After controlling for age and pre-existing conditions, researchers showed Māori were two and a half times more likely to need hospital care than non-Māori - while the risk for Pacific people was even greater, at three times higher.
Iwi-led checkpoints to protect people from the virus were a success with those areas that had them seeing a Covid infection rate of "exactly 50 per cent lower than the infection rate for the rest of the country, per 1000 people", Taonui says.
Ikin said in the latest outbreak, some marae had established food banks, and vaccination and testing sites.
Reflecting on the impact of the 1918 flu pandemic, Ikin said it had decimated their community.
"I'm living in our whānau land between two small communities, Piopio and Aria, and in both of those communities we had mass graves.
"Every day there was a whānau that lost a whānau member. Every day for days and days on end."
Today national Māori vaccination rates are well behind those of the overall rates.
Māori are now getting vaccinated at rates faster than any other ethnicity in the country – and Taonui says Māori vaccinations had increased 36 per cent since September 15 but that the initial rollout was slow and lacked prioritisation of Māori.
In October the Government announced the Māori Communities Covid-19 Fund to accelerate Māori vaccination rates, a $120 million fund for Māori, iwi, community organisations and providers to deliver local vaccination initiatives for whānau.
Associate Minister for Health (Māori Health) Peeni Henare said the recent lift in vaccination rates was the direct result of funding Māori providers and of Māori leadership efforts at a regional and national level.
"We need this to continue."
Ikin said they face challenges around mobilising younger cohorts - but since more rangatahi had stepped into leadership roles they'd seen new levels of engagement with young people.
"There is still a challenge in that we have low vaccination rate.

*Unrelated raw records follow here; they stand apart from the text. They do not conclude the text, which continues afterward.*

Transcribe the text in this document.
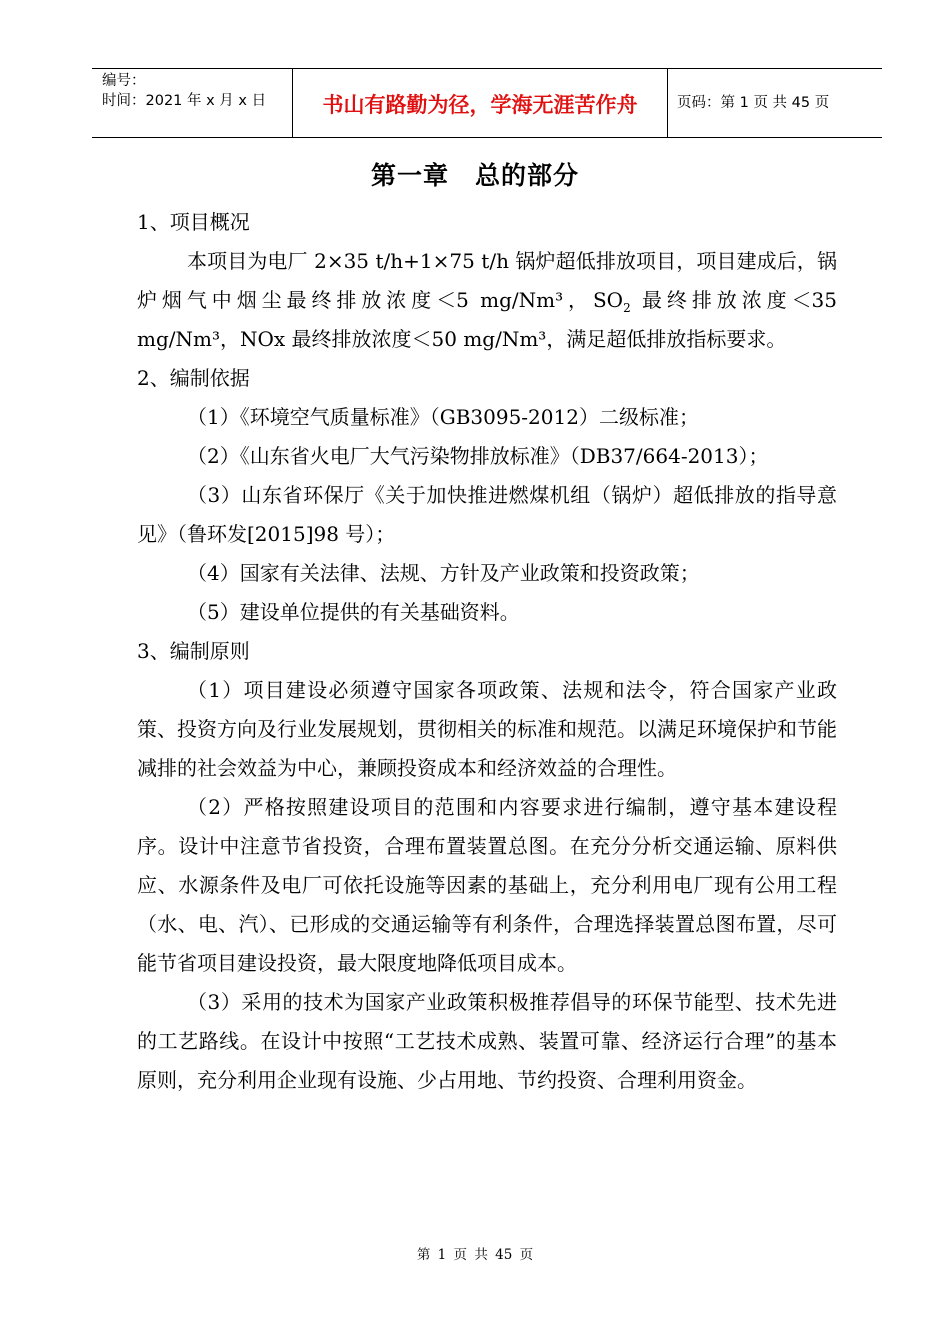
编号：
时间：2021 年 x 月 x 日	书山有路勤为径，学海无涯苦作舟	页码：第 1 页 共 45 页
第一章　总的部分

1、项目概况

本项目为电厂 2×35 t/h+1×75 t/h 锅炉超低排放项目，项目建成后，锅炉烟气中烟尘最终排放浓度＜5 mg/Nm³，$SO_2$ 最终排放浓度＜35 mg/Nm³，NOx 最终排放浓度＜50 mg/Nm³，满足超低排放指标要求。

2、编制依据

（1）《环境空气质量标准》（GB3095-2012）二级标准；

（2）《山东省火电厂大气污染物排放标准》（DB37/664-2013）；

（3）山东省环保厅《关于加快推进燃煤机组（锅炉）超低排放的指导意见》（鲁环发[2015]98 号）；

（4）国家有关法律、法规、方针及产业政策和投资政策；

（5）建设单位提供的有关基础资料。

3、编制原则

（1）项目建设必须遵守国家各项政策、法规和法令，符合国家产业政策、投资方向及行业发展规划，贯彻相关的标准和规范。以满足环境保护和节能减排的社会效益为中心，兼顾投资成本和经济效益的合理性。

（2）严格按照建设项目的范围和内容要求进行编制，遵守基本建设程序。设计中注意节省投资，合理布置装置总图。在充分分析交通运输、原料供应、水源条件及电厂可依托设施等因素的基础上，充分利用电厂现有公用工程（水、电、汽）、已形成的交通运输等有利条件，合理选择装置总图布置，尽可能节省项目建设投资，最大限度地降低项目成本。

（3）采用的技术为国家产业政策积极推荐倡导的环保节能型、技术先进的工艺路线。在设计中按照“工艺技术成熟、装置可靠、经济运行合理”的基本原则，充分利用企业现有设施、少占用地、节约投资、合理利用资金。

第 1 页 共 45 页
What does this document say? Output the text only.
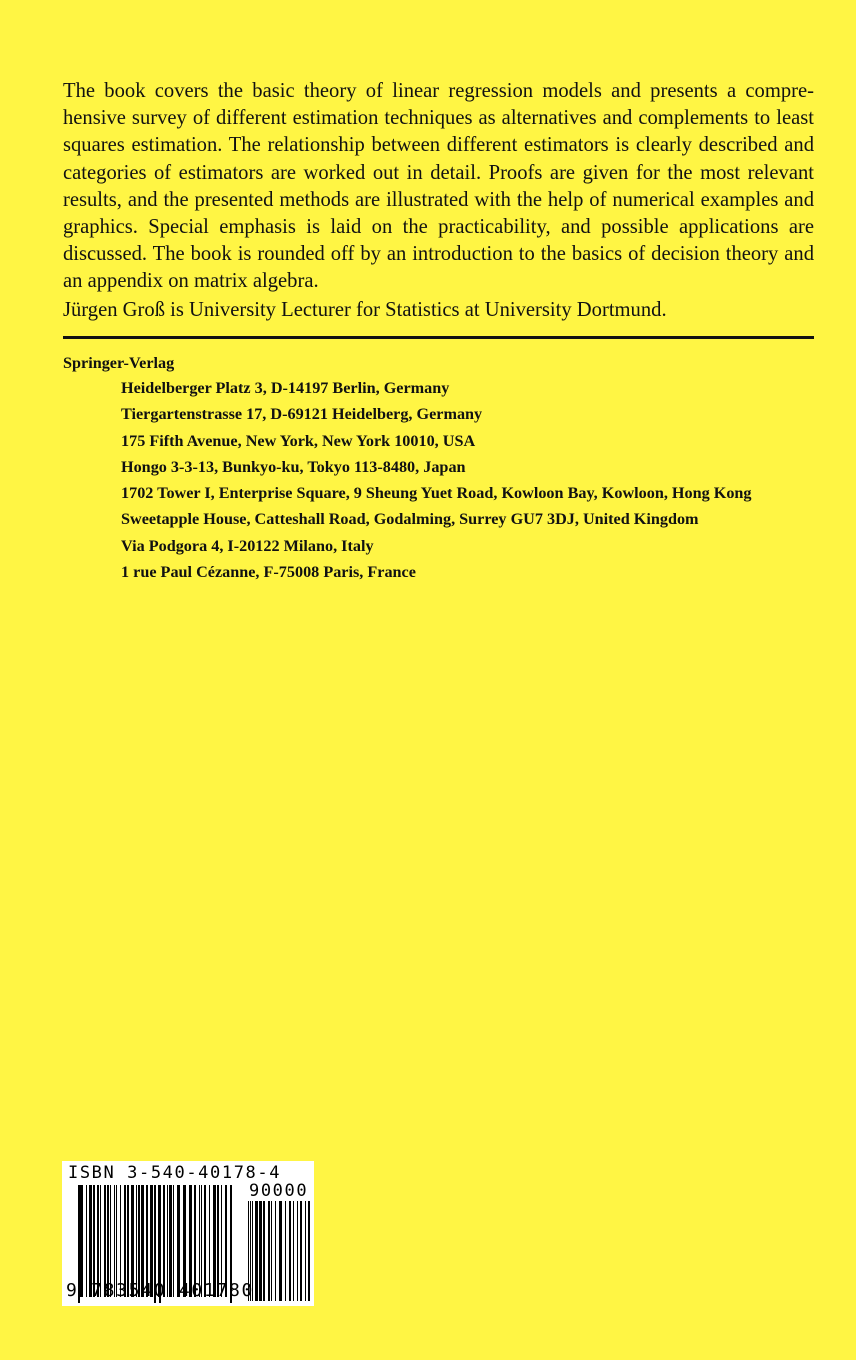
The book covers the basic theory of linear regression models and presents a comprehensive survey of different estimation techniques as alternatives and complements to least squares estimation. The relationship between different estimators is clearly described and categories of estimators are worked out in detail. Proofs are given for the most relevant results, and the presented methods are illustrated with the help of numerical examples and graphics. Special emphasis is laid on the practicability, and possible applications are discussed. The book is rounded off by an introduction to the basics of decision theory and an appendix on matrix algebra.

Jürgen Groß is University Lecturer for Statistics at University Dortmund.

Springer-Verlag
Heidelberger Platz 3, D-14197 Berlin, Germany
Tiergartenstrasse 17, D-69121 Heidelberg, Germany
175 Fifth Avenue, New York, New York 10010, USA
Hongo 3-3-13, Bunkyo-ku, Tokyo 113-8480, Japan
1702 Tower I, Enterprise Square, 9 Sheung Yuet Road, Kowloon Bay, Kowloon, Hong Kong
Sweetapple House, Catteshall Road, Godalming, Surrey GU7 3DJ, United Kingdom
Via Podgora 4, I-20122 Milano, Italy
1 rue Paul Cézanne, F-75008 Paris, France
ISBN 3-540-40178-4
90000
9 783540 401780
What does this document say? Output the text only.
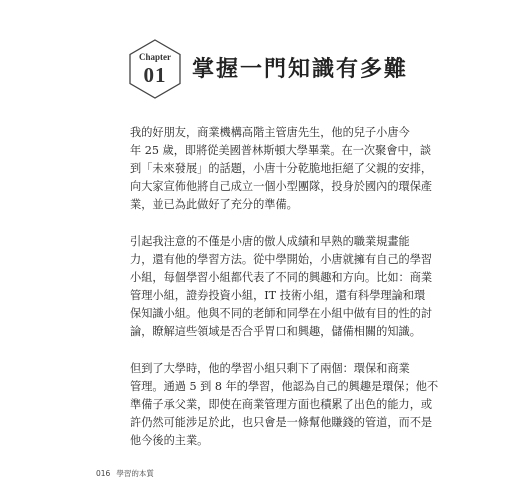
Chapter
01	掌握一門知識有多難
我的好朋友，商業機構高階主管唐先生，他的兒子小唐今
年 25 歲，即將從美國普林斯頓大學畢業。在一次聚會中，談
到「未來發展」的話題，小唐十分乾脆地拒絕了父親的安排，
向大家宣佈他將自己成立一個小型團隊，投身於國內的環保產
業，並已為此做好了充分的準備。
引起我注意的不僅是小唐的傲人成績和早熟的職業規畫能
力，還有他的學習方法。從中學開始，小唐就擁有自己的學習
小組，每個學習小組都代表了不同的興趣和方向。比如：商業
管理小組，證券投資小組，IT 技術小組，還有科學理論和環
保知識小組。他與不同的老師和同學在小組中做有目的性的討
論，瞭解這些領域是否合乎胃口和興趣，儲備相關的知識。
但到了大學時，他的學習小組只剩下了兩個：環保和商業
管理。通過 5 到 8 年的學習，他認為自己的興趣是環保；他不
準備子承父業，即使在商業管理方面也積累了出色的能力，或
許仍然可能涉足於此，也只會是一條幫他賺錢的管道，而不是
他今後的主業。
016 學習的本質
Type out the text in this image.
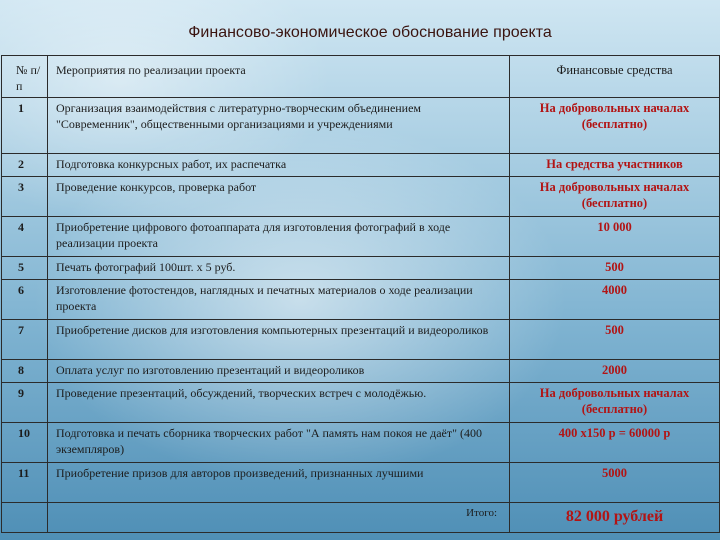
Финансово-экономическое обоснование проекта
№ п/п	Мероприятия по реализации проекта	Финансовые средства
1	Организация взаимодействия с литературно-творческим объединением "Современник", общественными организациями и учреждениями	На добровольных началах (бесплатно)
2	Подготовка конкурсных работ, их распечатка	На средства участников
3	Проведение конкурсов, проверка работ	На добровольных началах (бесплатно)
4	Приобретение цифрового фотоаппарата для изготовления фотографий в ходе реализации проекта	10 000
5	Печать фотографий 100шт. х 5 руб.	500
6	Изготовление фотостендов, наглядных и печатных материалов о ходе реализации проекта	4000
7	Приобретение дисков для изготовления компьютерных презентаций и видеороликов	500
8	Оплата услуг по изготовлению презентаций и видеороликов	2000
9	Проведение презентаций, обсуждений, творческих встреч с молодёжью.	На добровольных началах (бесплатно)
10	Подготовка и печать сборника творческих работ "А память нам покоя не даёт" (400 экземпляров)	400 х150 р = 60000 р
11	Приобретение призов для авторов произведений, признанных лучшими	5000
	Итого:	82 000 рублей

Māori weren't prioritised, it was the elderly and we're only a very small proportion of the elderly population in New Zealand, and it was frontline workers. We've only really just been able to engage in the last month or so with a younger cohort.
"What we think is working is young people themselves taking the leadership rein and driving the key messaging and encouraging each other to get vaccinated."